So I'm trying to filter through a list of urls (potentially in the hundreds) and filter out every article who's body is less than X number of words (ARTICLE LENGTH). But when I run my application, it takes an unreasonable amount of time, so much so that my hosting service times out. I'm currently using Goose (https://github.com/grangier/python-goose) with the following filter function:
def is_news_and_data(url):
"""A function that returns a list of the form
[True, title, meta_description]
or
[False]
"""
result = []
if url == None:
return False
try:
article = g.extract(url=url)
if len(article.cleaned_text.split()) < ARTICLE_LENGTH:
result.append(False)
else:
title = article.title
meta_description = article.meta_description
result.extend([True, title, meta_description])
except:
result.append(False)
return result
In the context of the following. Dont mind the debug prints and messiness (tweepy is my twitter api wrapper):
def get_links(auth):
"""Returns a list of t.co links from a list of given tweets"""
api = tweepy.API(auth)
page_list = []
tweets_list = []
links_list = []
news_list = []
regex = re.compile('http://t.co/.[a-zA-Z0-9]*')
for page in tweepy.Cursor(api.home_timeline, count=20).pages(1):
page_list.append(page)
for page in page_list:
for status in page:
tweet = status.text.encode('utf-8','ignore')
tweets_list.append(tweet)
for tweet in tweets_list:
links = regex.findall(tweet)
links_list.extend(links)
#print 'The length of the links list is: ' + str(len(links_list))
for link in links_list:
news_and_data = is_news_and_data(link)
if True in news_and_data:
news_and_data.append(link)
#[True, title, meta_description, link]
news_list.append(news_and_data[1:])
print 'The length of the news list is: ' + str(len(news_list))

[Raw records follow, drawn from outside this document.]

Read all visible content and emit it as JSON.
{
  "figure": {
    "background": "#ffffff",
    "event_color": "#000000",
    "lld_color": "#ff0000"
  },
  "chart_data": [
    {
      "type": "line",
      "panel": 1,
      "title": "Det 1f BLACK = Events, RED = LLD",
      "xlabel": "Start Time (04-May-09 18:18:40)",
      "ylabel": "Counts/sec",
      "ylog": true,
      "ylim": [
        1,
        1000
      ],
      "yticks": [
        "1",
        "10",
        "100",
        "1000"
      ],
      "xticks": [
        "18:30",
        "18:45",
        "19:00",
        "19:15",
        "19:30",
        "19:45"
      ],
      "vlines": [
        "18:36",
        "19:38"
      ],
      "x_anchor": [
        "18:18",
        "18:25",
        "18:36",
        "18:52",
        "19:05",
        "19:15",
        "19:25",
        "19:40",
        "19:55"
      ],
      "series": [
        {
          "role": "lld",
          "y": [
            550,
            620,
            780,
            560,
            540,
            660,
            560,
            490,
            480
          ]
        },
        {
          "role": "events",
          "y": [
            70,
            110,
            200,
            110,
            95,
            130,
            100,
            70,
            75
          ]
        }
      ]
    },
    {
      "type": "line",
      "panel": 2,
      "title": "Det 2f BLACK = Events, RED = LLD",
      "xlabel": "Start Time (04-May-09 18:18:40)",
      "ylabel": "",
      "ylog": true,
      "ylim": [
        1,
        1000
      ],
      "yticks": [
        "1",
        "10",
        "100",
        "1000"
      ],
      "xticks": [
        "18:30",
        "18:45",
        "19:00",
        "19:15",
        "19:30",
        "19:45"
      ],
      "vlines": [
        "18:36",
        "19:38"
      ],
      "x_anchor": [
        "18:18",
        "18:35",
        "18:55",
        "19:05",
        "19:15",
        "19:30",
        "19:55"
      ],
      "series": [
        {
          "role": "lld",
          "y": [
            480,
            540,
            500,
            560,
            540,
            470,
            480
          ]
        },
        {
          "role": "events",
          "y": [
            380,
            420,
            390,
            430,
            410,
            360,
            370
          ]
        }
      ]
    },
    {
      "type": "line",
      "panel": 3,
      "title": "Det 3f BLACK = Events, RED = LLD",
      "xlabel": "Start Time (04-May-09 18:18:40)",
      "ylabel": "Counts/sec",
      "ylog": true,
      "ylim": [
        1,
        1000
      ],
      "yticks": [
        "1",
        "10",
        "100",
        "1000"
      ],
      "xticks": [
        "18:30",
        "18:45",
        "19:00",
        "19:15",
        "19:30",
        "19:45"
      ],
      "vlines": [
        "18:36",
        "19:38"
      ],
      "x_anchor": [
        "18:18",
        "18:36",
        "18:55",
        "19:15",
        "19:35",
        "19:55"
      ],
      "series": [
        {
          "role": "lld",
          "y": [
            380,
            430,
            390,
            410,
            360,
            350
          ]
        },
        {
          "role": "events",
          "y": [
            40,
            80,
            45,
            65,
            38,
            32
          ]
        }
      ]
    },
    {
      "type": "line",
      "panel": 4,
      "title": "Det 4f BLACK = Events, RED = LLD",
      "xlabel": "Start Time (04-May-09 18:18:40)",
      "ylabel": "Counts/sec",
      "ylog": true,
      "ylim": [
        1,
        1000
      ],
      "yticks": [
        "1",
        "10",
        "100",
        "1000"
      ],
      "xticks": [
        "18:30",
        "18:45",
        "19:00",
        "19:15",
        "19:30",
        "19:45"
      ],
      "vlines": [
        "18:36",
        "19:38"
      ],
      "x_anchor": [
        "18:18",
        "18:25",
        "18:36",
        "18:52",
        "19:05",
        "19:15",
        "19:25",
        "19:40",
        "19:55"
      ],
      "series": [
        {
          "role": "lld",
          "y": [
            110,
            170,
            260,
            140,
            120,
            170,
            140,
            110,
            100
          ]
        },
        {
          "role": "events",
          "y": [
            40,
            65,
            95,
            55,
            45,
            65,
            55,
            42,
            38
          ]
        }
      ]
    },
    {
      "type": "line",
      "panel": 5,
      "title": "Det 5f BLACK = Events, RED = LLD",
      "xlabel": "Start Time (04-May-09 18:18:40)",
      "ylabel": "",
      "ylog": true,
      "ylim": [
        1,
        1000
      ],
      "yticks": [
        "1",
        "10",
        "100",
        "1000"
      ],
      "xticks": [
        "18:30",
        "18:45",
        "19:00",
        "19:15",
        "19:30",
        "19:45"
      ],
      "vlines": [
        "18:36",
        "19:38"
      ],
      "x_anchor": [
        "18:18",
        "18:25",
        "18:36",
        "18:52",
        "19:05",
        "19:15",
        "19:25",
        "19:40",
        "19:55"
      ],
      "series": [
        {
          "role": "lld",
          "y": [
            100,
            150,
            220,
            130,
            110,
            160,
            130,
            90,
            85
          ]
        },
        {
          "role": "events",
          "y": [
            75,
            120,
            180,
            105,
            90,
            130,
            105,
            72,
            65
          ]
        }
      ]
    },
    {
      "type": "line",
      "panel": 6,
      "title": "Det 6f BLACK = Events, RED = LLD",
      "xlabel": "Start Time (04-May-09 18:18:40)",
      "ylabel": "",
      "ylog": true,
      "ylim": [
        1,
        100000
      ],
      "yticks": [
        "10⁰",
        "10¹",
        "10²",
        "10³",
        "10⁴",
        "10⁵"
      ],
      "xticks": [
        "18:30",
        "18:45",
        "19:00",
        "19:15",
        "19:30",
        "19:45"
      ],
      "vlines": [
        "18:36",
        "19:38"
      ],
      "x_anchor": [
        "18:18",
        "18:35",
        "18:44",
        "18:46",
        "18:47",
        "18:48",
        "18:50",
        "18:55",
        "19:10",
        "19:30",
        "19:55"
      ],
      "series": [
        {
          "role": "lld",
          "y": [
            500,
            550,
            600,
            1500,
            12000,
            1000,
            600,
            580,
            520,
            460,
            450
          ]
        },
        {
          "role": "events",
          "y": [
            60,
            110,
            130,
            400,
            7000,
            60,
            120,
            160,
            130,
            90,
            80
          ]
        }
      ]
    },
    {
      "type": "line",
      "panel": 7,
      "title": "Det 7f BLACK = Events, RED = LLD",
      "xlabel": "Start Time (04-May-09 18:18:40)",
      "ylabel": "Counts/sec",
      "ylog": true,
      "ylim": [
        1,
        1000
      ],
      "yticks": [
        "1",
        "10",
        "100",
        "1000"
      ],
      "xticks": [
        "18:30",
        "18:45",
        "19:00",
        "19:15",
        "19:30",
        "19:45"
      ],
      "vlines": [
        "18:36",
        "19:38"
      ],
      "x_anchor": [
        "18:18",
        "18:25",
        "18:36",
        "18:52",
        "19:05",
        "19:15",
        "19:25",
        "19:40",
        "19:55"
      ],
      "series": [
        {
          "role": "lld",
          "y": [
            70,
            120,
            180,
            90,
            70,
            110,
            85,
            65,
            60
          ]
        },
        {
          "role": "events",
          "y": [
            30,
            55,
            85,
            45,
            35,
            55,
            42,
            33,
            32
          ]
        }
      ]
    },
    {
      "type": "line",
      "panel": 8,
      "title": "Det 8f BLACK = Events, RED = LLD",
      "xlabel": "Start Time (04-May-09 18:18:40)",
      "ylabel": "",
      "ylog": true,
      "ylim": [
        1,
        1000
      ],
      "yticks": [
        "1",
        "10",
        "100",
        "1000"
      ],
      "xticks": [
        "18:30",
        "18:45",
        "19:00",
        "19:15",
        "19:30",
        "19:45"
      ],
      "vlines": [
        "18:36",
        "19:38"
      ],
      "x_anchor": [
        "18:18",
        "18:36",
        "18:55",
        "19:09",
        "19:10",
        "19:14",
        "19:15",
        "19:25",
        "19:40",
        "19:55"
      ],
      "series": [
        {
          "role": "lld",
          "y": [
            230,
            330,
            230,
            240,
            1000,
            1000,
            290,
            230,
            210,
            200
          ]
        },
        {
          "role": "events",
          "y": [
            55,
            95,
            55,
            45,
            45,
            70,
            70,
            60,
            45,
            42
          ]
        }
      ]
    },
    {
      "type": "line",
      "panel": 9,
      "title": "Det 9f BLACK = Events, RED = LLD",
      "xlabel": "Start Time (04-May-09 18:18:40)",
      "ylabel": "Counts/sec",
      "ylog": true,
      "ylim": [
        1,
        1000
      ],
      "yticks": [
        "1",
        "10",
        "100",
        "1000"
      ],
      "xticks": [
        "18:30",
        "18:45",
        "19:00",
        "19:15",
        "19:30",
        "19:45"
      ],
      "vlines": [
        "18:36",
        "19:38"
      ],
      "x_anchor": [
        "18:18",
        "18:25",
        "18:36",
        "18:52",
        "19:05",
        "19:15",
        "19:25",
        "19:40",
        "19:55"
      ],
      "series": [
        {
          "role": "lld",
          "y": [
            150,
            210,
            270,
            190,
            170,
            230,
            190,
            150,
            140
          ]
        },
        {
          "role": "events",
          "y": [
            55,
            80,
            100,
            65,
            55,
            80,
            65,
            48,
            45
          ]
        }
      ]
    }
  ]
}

Can anyone recommend a perhaps faster method?
This code is probably causing your slow performance:
len(article.cleaned_text.split())
This is performing a lot of work, most of which is discarded. I would profile your code to see if this is the culprit, if so, replace it with something that just counts spaces, like so:
article.cleaned_text.count(' ')
That won't give you exactly the same result as your original code, but will be very close. To get closer you could use a regular expression to count words, but it won't be quite as fast.
I'm not saying this is the most absolute best you can do, but it will be faster. You'll have to redo some of your code to fit this new function.
It will at least give you less function calls.
You'll have to pass the whole url list.
def is_news_in_data(listings):
new_listings = {}
tmp_listing = ''
is_news = {}
for i in listings:
url = listings[i]
is_news[url] = 0
article = g.extract(url=url).cleaned_text
tmp_listing = '';
for s in article:
is_news[url] += 1
tmp_listing += s
if is_news[url] > ARTICLE_LENGTH:
new_listings[url] = tmp_listing
del is_news[url]
return new_listings